Environ 70 personnes, des faucheurs volontaires et des membres de la Confédération paysanne, dont José Bové fut le porte-parole, s'étaient rassemblées devant le tribunal. Et pendant que se déroulait l'audience, elles avaient tendu deux banderoles, dont l'une demandait "Moratoire pour les OGM : amnistie pour les faucheurs". En les retrouvant à sa sortie du tribunal, le leader altermondialiste a annoncé qu'il observerait une grève de la faim avec des militants opposés aux organismes modifiés à compter du 3 janvier 2008 afin de protester contre le fait qu'un véritable moratoire n'ait pas été décidé par le gouvernement à l'issue du Grenelle de l'environnement.

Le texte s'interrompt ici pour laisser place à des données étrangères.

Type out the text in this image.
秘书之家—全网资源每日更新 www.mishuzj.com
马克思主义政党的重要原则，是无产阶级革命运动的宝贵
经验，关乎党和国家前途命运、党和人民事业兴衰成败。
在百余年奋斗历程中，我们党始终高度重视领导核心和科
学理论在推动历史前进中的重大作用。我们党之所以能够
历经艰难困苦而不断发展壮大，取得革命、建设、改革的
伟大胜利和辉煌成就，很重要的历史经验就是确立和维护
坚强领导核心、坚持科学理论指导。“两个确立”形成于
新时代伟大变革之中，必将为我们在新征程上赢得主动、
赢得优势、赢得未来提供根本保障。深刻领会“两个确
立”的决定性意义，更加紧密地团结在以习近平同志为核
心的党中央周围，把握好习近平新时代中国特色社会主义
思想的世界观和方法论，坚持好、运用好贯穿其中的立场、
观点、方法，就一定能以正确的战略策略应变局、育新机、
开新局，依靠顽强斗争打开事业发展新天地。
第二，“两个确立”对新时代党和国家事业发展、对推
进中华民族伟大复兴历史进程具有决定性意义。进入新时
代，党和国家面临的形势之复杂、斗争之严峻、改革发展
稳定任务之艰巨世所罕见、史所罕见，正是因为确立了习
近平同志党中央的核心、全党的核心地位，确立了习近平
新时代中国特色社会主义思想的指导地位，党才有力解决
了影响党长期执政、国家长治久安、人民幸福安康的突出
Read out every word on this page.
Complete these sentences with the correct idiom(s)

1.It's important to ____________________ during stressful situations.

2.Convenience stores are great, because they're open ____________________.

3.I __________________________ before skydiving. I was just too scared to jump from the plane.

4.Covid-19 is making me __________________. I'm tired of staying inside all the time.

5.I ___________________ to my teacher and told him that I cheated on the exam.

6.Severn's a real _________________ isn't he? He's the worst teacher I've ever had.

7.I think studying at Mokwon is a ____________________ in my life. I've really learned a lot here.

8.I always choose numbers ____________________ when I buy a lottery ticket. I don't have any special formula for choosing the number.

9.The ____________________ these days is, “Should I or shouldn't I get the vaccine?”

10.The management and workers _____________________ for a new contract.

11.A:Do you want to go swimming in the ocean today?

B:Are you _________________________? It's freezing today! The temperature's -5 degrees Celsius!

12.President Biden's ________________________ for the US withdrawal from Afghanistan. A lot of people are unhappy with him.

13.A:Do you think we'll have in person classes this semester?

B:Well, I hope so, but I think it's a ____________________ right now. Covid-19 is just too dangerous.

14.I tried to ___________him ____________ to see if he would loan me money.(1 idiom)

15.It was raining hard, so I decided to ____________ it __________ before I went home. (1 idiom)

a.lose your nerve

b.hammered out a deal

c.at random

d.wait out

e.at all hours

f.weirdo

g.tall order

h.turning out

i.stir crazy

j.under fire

Déchirant une photocopie du décret du ministère de l'Agriculture ayant suspendu la semaine dernière l'utilisation du Mon810, maïs OGM de la firme Monsanto cultivé en France, jusqu'au 9 février 2008, José Bové a estimé que "c'est complètement inacceptable" et que la parole publique avait été "bafouée". La Confédération paysanne avait en effet estimé avoir été "trompée" par le gouvernement, affirmant que celui-ci avait laissé entendre qu'un véritable moratoire sur ce maïs serait décrété pendant toute l'année 2008. Aussi, pour José Bové, "il faut que l'année 2008 soit une année sans OGM, que le moratoire soit effectif".